Tom has pointed out that the IIIF Presentation API – http://iiif.io/api/presentation/2.1/ with its concept of an IIIF manifest is close to our idea of the project being the container for Cliplists etc. He has also suggested that the IIIF Shared Canvas: http://iiif.io/model/shared-canvas/1.0/index.html concept can be extended to time based media. With some time-based media vocabulary the IIIF work might be just what we need in Clipper. Tom is coming to the OU this Friday (27/11/15) to present the work of the IIIF and we hope to discuss this further with him then and make plans for phase 3.

Technical Standards / System Design Part 1: Reflections

We have been discussing the Clipper toolkit with people recently as part of our community consultation process. One interesting question we have been asked by the digital library / information community is what ‘Data Model’ are we using? To be honest we have not thought too much about this until now as we had done a fair bit on that previously around 2009. So, a bit of explanation here might help us to clarify our position going forwards.

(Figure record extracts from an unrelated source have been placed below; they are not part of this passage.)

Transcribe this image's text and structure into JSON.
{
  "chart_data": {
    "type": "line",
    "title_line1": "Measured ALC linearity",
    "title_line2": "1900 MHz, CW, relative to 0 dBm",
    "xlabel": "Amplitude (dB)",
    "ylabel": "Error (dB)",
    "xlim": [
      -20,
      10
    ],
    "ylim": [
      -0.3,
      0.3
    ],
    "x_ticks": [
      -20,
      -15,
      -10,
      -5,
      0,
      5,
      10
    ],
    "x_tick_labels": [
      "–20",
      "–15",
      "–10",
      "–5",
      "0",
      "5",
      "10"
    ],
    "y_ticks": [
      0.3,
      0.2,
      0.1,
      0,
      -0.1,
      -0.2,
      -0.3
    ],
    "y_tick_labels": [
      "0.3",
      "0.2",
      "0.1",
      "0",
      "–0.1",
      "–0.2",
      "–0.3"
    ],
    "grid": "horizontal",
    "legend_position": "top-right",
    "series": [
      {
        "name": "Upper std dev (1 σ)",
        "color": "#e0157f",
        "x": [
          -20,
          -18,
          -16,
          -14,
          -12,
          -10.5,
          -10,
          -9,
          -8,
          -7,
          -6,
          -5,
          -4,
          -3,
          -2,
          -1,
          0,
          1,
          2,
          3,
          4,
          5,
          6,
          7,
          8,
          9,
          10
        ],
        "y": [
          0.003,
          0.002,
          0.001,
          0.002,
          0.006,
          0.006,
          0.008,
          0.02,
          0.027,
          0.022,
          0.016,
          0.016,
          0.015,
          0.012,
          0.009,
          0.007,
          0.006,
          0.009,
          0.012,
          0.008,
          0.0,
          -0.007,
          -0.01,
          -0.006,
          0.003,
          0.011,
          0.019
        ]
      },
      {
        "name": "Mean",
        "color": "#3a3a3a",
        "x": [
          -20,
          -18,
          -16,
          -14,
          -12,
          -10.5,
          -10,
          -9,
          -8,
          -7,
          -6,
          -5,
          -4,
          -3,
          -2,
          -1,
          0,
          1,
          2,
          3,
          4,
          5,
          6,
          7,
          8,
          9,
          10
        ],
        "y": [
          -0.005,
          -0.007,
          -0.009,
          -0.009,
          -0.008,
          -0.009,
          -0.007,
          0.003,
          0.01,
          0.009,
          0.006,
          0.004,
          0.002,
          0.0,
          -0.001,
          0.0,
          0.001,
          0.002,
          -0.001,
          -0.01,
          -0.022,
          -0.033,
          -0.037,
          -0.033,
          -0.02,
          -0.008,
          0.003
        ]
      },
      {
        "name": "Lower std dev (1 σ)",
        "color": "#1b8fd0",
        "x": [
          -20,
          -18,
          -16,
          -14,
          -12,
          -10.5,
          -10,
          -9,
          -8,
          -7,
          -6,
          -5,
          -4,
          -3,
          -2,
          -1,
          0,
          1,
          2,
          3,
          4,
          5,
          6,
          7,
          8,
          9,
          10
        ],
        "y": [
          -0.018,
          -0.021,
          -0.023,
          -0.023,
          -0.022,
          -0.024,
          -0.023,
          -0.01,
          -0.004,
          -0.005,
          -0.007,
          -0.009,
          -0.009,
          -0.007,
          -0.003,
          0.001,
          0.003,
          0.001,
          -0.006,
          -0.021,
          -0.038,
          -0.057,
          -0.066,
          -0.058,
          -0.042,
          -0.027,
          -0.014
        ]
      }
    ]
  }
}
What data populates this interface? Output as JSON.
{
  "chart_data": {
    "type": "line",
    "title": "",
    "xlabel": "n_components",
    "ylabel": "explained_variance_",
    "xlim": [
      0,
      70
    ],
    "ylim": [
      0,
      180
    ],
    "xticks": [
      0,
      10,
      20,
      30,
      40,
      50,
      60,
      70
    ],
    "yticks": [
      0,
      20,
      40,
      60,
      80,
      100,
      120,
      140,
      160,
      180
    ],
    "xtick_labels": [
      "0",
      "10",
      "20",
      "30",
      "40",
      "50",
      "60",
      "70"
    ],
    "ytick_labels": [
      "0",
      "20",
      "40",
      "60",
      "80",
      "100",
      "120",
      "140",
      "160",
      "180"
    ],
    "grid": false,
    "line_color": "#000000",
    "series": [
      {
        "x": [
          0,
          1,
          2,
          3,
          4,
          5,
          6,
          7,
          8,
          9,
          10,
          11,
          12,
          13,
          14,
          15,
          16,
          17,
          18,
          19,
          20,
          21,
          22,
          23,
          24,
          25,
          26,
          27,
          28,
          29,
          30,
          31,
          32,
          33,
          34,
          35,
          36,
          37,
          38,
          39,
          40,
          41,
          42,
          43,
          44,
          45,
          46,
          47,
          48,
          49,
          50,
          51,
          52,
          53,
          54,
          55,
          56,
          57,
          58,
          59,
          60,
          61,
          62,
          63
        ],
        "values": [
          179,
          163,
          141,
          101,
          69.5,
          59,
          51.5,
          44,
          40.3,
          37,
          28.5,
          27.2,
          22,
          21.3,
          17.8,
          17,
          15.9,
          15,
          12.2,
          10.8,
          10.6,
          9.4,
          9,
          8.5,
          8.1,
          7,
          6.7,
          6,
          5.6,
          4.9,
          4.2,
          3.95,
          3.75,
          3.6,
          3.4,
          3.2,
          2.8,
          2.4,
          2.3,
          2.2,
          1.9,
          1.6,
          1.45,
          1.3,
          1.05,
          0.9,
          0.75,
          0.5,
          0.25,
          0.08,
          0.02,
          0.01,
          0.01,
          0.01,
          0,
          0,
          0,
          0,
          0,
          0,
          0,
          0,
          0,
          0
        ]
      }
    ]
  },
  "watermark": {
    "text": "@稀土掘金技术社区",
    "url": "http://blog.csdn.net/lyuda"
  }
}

In the earliest phase of Clipper (around 2009) we created it in Adobe Flash and ActionScript using the Adobe AIR rich ‘internet application’ to create a cross-platform app (PC and Mac that is). This was a little before the HTML5 take off and the rise of tablets and smart phones). In that earlier project we did a lot of thinking about the data flows involved in the user interacting with audio-visual resources and what data would need to be gathered by the system to deliver the functionality the user needed. You can find a set of graphic flowcharts representing the data flow at this link. At the time we were fortunate in working with a colleague at Manchester University (Gayle Calverley) who had just completed a study for Jisc on the types of metadata needed for the storage and management of time based media in repositories. The report that Gayle created was thorough and really useful it was called the “Time Based Media Application Profile”, and it is still on line:

http://wiki.manchester.ac.uk/tbmap/index.php/Main_Page

In the end we did not implement a detailed data model based on that study, instead we developed our own ‘slimline’ version based on user ‘walkthroughs’ of the system and ‘reverse engineering’ approaches to see what data would be required to deliver the functionality we needed. The metadata schema we came up with was based on Dublin Core. We produced our own report detailing our approach to metadata and, with Gayle’s help, mapped it to the Jisc TBMAP report. This approach certainly made our life a lot easier then and to extent it still does today, it is useful to reflect on this as we go forwards and I think we shall certainly be using this and Gayle’s report in Phase 3.